Sales of Citroën’s CX had been in decline for some years and the decision was taken to design its replacement in conjunction with Peugeot’s new top of the range model, the 605. This meant employing a common floor pan, engines and transmissions as was the case for the Citroën BX and the Peugeot 405. The body style and the suspension were to be pure, unadulterated Citroën.
The father of the new car was Marc Deschamps, a designer who had left Bertone to go to Heuliez Torino, the Italian subsidiary of the French company Heuliez. He drew the first sketches of the new project which was given the code names V-80 to Y-30. A number of design studies were undertaken and eventually approval was given to that proposed by Berton.
The striking visual identity of the new car, in an era when most cars are beginning to look similar to one another, was achieved by creating a band of light around the car, comprising an enormous glass area – with no less than thirteen individual sheets of glass.

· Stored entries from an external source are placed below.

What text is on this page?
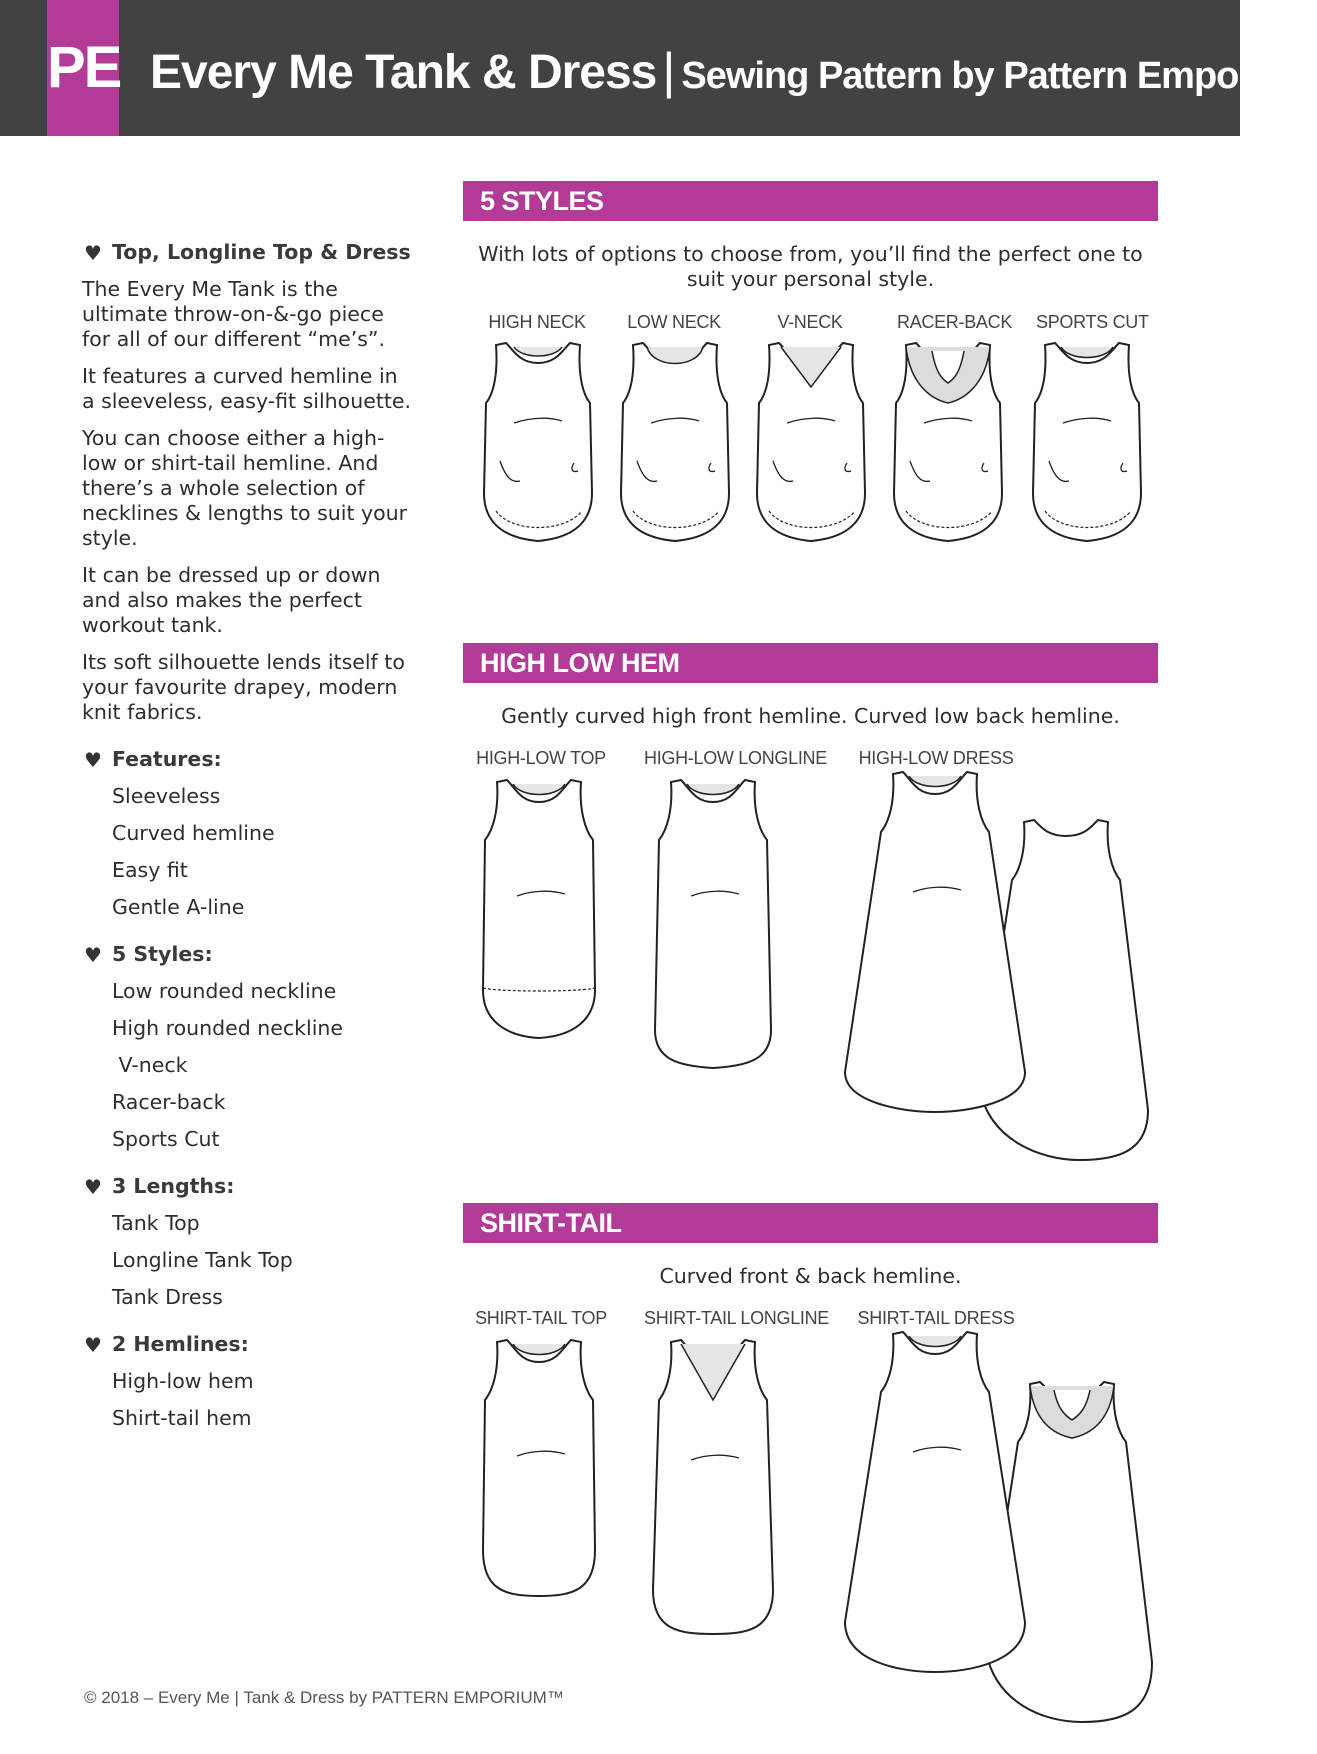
PE Every Me Tank & Dress | Sewing Pattern by Pattern Emporium
♥ Top, Longline Top & Dress

The Every Me Tank is the ultimate throw-on-&-go piece for all of our different “me’s”.

It features a curved hemline in a sleeveless, easy-fit silhouette.

You can choose either a high-low or shirt-tail hemline. And there’s a whole selection of necklines & lengths to suit your style.

It can be dressed up or down and also makes the perfect workout tank.

Its soft silhouette lends itself to your favourite drapey, modern knit fabrics.

♥ Features:
Sleeveless
Curved hemline
Easy fit
Gentle A-line
♥ 5 Styles:
Low rounded neckline
High rounded neckline
V-neck
Racer-back
Sports Cut
♥ 3 Lengths:
Tank Top
Longline Tank Top
Tank Dress
♥ 2 Hemlines:
High-low hem
Shirt-tail hem
5 STYLES
With lots of options to choose from, you’ll find the perfect one to suit your personal style.
HIGH NECK LOW NECK	V-NECK	RACER-BACK SPORTS CUT
HIGH LOW HEM
Gently curved high front hemline. Curved low back hemline.
HIGH-LOW TOP HIGH-LOW LONGLINE HIGH-LOW DRESS
SHIRT-TAIL
Curved front & back hemline.
SHIRT-TAIL TOP SHIRT-TAIL LONGLINE SHIRT-TAIL DRESS
© 2018 – Every Me | Tank & Dress by PATTERN EMPORIUM™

... The XM was the first vehicle to be fitted with Hydractive suspension; a refinement of Citroën’s well established Hydropneumatic suspension first launched on the 15 CV H of 1952.
The XM was put on sale on 23 May 1989 and was built at the Rennes factory in Brittany. Initially, it was available in three versions, two 2 litre, fuel injection versions and one V6 3 litre. In 1990, a new, simplified model was introduced with a carburettor version of the 2 litre and two diesels, a normally aspirated and a turbocharged version. Three trim variants were offered – Séduction, Harmonie and Ambiance.